The * is a wildcard, it means for every tenant, channel or runtime

Match

Once you defined your rule scope with selection settings, you have to define which files will be concerned by your rule

Concretely, if your selection section matched all files from a specific channel and your channel is composed with different applications, you may want to define your elasticsearch host only for one application.

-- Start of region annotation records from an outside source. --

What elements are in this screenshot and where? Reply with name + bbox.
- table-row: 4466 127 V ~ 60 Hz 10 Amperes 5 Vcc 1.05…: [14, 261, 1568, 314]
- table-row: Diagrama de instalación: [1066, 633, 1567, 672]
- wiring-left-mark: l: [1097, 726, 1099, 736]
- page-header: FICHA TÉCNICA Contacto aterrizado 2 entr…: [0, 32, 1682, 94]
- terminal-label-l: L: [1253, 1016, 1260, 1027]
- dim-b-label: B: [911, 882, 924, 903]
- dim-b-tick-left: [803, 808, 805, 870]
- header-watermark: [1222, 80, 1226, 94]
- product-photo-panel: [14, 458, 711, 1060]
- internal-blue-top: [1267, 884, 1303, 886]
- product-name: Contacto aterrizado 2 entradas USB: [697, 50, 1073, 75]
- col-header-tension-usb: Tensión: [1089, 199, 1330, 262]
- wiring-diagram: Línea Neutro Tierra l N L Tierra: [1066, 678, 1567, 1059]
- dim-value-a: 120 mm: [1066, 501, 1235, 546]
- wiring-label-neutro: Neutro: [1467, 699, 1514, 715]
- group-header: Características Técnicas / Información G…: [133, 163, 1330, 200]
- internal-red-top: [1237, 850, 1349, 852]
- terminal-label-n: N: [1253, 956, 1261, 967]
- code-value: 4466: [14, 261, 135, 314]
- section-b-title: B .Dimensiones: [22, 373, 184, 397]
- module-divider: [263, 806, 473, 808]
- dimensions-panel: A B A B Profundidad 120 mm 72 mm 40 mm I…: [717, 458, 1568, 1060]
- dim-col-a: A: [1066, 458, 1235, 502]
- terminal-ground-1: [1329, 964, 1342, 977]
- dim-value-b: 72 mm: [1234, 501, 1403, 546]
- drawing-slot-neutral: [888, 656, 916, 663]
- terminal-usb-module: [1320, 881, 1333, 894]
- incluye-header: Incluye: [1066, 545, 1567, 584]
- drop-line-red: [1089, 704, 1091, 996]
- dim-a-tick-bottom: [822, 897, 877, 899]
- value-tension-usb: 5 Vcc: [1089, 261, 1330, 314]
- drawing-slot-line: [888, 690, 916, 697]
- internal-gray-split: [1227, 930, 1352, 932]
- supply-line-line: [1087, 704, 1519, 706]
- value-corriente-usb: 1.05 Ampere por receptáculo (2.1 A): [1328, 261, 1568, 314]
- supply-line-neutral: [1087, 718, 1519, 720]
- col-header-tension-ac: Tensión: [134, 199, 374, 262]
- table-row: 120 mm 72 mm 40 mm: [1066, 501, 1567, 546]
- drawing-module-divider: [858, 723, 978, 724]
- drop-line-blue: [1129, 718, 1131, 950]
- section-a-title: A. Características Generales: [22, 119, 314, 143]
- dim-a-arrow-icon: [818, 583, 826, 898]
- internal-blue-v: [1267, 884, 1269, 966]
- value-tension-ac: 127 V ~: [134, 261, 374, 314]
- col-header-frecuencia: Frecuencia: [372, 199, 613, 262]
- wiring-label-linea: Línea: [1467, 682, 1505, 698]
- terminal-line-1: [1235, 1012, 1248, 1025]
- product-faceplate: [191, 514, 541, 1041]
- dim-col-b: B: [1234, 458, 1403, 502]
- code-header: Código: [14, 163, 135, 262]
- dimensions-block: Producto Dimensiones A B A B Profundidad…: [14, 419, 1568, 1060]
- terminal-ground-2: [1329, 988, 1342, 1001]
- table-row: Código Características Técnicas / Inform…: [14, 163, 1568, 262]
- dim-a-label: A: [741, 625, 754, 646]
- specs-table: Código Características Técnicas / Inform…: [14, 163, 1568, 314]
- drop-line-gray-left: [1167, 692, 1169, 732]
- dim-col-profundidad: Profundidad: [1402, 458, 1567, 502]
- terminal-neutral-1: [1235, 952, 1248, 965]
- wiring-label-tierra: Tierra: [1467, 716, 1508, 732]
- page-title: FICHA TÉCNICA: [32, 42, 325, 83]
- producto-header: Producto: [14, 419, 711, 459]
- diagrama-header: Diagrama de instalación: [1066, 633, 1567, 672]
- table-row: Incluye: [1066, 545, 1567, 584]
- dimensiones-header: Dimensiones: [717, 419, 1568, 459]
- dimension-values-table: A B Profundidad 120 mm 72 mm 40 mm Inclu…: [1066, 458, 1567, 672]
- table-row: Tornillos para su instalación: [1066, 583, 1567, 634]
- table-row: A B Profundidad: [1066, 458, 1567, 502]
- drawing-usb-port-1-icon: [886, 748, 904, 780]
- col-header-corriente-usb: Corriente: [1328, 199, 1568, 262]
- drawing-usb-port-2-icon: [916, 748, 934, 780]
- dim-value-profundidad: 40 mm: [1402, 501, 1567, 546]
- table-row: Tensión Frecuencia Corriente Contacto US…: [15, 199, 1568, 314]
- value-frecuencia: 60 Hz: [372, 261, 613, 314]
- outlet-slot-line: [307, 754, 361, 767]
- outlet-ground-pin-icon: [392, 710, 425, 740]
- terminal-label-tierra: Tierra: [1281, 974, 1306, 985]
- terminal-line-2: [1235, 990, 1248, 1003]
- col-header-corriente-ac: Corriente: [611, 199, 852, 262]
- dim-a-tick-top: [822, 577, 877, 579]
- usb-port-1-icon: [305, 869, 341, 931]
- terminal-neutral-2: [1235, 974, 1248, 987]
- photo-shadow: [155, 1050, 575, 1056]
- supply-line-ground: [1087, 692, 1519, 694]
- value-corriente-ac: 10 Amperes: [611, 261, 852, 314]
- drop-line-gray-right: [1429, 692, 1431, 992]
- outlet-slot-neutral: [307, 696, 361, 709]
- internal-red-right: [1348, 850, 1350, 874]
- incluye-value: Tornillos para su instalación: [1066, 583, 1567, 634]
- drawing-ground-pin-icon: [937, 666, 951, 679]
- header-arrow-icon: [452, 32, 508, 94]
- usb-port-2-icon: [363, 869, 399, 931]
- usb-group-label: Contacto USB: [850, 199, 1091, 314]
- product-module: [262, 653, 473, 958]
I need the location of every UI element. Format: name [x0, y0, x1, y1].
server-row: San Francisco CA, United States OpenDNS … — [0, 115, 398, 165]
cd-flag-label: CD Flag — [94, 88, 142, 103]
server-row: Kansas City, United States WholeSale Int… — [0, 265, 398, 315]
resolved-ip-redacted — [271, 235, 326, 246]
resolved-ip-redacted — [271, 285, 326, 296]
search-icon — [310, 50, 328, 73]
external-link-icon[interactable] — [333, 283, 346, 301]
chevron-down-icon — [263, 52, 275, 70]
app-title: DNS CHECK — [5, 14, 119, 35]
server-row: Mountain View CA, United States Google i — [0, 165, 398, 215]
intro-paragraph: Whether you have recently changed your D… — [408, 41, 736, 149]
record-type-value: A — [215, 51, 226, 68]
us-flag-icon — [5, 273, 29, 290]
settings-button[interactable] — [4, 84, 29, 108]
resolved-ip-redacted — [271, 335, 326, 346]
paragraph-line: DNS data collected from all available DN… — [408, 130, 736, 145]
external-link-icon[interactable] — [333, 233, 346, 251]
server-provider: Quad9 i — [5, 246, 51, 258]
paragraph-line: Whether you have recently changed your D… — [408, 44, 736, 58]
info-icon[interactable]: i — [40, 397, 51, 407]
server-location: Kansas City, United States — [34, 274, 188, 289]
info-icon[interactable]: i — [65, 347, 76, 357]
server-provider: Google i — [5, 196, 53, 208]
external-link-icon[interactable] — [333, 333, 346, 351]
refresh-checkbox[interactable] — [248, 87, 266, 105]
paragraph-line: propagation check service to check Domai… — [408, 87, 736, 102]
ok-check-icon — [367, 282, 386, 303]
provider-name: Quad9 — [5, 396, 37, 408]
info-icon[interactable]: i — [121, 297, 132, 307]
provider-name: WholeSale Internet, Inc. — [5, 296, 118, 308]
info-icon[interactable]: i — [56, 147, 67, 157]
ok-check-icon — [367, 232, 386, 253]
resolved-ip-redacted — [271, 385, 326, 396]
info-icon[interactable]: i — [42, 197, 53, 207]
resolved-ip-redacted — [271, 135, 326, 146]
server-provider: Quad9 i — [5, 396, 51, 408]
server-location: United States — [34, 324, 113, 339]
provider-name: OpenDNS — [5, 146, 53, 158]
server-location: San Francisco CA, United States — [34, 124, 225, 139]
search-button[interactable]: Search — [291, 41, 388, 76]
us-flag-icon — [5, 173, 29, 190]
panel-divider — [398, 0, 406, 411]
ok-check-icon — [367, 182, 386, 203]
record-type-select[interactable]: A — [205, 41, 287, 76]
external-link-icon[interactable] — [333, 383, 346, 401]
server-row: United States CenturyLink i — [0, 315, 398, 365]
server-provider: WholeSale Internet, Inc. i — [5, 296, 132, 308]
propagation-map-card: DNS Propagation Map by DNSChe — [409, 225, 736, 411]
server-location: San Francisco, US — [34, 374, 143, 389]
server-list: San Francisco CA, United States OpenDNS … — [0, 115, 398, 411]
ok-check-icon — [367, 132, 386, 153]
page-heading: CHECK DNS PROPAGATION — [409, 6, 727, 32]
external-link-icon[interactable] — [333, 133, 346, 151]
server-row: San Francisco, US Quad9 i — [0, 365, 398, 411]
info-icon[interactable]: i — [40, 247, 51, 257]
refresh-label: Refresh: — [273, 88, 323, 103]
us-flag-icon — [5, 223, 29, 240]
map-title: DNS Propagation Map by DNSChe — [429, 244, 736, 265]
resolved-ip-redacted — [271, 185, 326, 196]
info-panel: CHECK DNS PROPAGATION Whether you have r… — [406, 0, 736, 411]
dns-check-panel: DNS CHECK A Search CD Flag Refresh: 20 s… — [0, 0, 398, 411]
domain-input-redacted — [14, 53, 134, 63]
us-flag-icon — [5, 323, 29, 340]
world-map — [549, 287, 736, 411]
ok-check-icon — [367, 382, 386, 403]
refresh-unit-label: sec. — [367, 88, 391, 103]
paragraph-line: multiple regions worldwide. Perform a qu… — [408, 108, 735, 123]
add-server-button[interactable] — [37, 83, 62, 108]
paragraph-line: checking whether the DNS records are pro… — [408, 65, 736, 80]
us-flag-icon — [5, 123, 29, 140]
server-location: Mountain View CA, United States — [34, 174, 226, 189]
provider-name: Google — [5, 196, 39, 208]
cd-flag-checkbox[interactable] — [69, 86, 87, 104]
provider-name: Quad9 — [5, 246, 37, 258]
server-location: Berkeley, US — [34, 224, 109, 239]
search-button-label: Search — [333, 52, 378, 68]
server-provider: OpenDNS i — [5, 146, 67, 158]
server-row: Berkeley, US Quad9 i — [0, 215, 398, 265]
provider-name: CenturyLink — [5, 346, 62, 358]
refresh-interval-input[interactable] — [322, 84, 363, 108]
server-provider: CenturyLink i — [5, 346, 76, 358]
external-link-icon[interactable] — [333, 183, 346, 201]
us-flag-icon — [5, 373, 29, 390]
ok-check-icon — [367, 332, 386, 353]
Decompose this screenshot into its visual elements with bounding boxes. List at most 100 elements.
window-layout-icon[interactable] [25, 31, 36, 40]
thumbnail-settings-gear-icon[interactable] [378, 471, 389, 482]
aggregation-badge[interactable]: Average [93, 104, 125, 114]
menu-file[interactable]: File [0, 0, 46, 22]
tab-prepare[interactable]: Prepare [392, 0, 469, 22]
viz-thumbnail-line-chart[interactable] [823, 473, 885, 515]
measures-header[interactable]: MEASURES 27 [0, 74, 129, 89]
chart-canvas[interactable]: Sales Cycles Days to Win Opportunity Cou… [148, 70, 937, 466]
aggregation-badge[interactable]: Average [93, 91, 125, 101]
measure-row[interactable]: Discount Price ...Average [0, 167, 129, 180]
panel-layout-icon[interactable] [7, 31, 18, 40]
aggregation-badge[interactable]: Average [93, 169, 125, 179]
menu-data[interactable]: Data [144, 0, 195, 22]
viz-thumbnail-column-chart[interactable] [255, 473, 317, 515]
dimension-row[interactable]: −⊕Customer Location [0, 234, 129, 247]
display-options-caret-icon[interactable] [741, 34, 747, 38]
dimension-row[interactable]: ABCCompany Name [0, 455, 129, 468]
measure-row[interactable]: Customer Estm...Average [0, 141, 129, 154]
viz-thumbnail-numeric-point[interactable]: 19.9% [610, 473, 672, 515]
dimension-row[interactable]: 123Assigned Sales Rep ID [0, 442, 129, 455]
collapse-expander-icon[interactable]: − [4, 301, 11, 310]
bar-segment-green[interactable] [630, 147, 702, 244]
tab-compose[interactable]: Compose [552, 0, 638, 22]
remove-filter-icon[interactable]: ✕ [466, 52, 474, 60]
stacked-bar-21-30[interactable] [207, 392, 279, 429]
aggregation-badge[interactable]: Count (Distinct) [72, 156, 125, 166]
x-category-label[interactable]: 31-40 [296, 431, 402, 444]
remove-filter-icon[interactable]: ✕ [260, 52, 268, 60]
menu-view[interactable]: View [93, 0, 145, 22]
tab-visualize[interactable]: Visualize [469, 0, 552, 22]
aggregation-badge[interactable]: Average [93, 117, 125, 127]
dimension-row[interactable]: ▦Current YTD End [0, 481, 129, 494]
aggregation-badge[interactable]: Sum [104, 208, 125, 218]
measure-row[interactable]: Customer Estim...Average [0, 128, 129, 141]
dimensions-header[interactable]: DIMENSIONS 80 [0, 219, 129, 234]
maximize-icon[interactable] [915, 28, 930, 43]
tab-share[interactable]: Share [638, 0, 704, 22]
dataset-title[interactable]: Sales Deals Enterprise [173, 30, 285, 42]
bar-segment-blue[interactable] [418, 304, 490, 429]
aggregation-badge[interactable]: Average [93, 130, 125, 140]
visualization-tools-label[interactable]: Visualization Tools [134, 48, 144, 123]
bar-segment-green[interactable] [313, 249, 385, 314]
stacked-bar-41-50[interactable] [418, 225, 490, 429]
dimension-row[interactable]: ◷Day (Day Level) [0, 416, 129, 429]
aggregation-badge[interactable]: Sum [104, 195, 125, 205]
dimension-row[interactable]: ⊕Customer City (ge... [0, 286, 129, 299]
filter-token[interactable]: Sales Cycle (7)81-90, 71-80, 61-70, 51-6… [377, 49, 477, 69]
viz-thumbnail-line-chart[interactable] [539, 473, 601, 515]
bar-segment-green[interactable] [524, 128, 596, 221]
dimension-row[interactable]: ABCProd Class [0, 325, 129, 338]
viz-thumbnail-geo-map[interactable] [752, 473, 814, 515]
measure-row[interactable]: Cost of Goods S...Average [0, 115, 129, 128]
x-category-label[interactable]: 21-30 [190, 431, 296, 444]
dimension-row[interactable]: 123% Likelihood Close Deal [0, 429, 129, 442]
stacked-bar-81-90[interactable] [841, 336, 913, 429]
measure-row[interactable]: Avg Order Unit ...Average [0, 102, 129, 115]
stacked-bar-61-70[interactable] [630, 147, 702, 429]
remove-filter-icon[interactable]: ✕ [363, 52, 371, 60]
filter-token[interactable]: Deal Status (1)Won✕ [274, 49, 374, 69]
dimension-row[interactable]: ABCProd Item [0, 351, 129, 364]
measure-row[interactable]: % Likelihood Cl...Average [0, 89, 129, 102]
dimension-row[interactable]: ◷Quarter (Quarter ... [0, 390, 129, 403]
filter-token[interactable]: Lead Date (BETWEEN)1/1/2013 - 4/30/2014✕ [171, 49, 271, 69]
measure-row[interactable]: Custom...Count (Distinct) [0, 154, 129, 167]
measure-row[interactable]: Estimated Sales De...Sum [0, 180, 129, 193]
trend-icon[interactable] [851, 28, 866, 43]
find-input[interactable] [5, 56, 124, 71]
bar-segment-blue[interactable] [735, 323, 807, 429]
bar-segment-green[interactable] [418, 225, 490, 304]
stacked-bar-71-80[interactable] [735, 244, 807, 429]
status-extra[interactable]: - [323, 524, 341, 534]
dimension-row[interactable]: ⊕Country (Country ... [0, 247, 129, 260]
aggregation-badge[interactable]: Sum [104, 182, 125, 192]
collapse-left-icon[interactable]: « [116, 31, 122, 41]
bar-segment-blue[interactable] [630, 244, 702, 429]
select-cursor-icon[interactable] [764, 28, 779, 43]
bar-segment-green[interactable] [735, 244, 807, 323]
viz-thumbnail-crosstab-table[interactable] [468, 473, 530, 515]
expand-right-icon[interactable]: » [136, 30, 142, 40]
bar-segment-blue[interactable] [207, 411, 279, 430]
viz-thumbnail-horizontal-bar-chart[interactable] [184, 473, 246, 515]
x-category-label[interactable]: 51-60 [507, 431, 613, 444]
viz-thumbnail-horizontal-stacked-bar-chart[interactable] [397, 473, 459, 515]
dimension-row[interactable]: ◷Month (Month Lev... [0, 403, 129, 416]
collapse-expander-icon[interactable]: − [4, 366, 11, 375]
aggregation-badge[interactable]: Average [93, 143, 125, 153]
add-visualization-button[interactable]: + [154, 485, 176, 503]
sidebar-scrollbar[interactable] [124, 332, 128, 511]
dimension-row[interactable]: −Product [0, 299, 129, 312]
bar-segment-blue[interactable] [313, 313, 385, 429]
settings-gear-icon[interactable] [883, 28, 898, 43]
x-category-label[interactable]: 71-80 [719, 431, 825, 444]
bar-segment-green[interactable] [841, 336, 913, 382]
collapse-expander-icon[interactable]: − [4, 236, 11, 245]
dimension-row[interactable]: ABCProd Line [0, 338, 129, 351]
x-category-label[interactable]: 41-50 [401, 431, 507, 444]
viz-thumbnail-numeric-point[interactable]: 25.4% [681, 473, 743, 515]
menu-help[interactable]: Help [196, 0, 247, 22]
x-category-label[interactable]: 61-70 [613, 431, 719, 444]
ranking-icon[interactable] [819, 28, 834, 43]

To do that, we use a JsonPath expression, it acts as a select in json file

For example for a json file input :

{
  "metrics": {
    "reporters": [
      {
        "type": "kafka"
      },
      {
        "type": "elasticsearch"
      }
    ]
  }
}

If you want to select only elasticsearch reporter section, you have to set this json path expression :

$.metrics.reporters[?(@.type=='elasticsearch')]

It will retrieve :

[
   {
      "type" : "elasticsearch"
   }
]

All files which matched selection section AND this section will be enrich, other ones will be submitted without modifications

We use Jayway JsonPath lirairies internaly, if you want to test your match section before submitting it, you can use this online evaluator

Additional values

Finally, once your file match both previous section, you can define what you want to add to your file by defining the third section :

additional_values:{ 
         nodes:[ 
            server2
         ]
      }

It will append these lines where the json path expression matched

To summarise how the resolver works in a few words : the first two sections of each rules permits to select which file and which section of this file you want to enrich. If the parameters match, the additional lines will be added to the file before submission. Multiple rules can match.

Debuggin the resolver

A punch cli is available in order to debug the resolver behaviour. You can see what result file the resolver has computed from a given user file:

punchlinectl resolve -p punchline.json 

It simply prints to stdout the resolved output file. Use it to check it behaves as expected.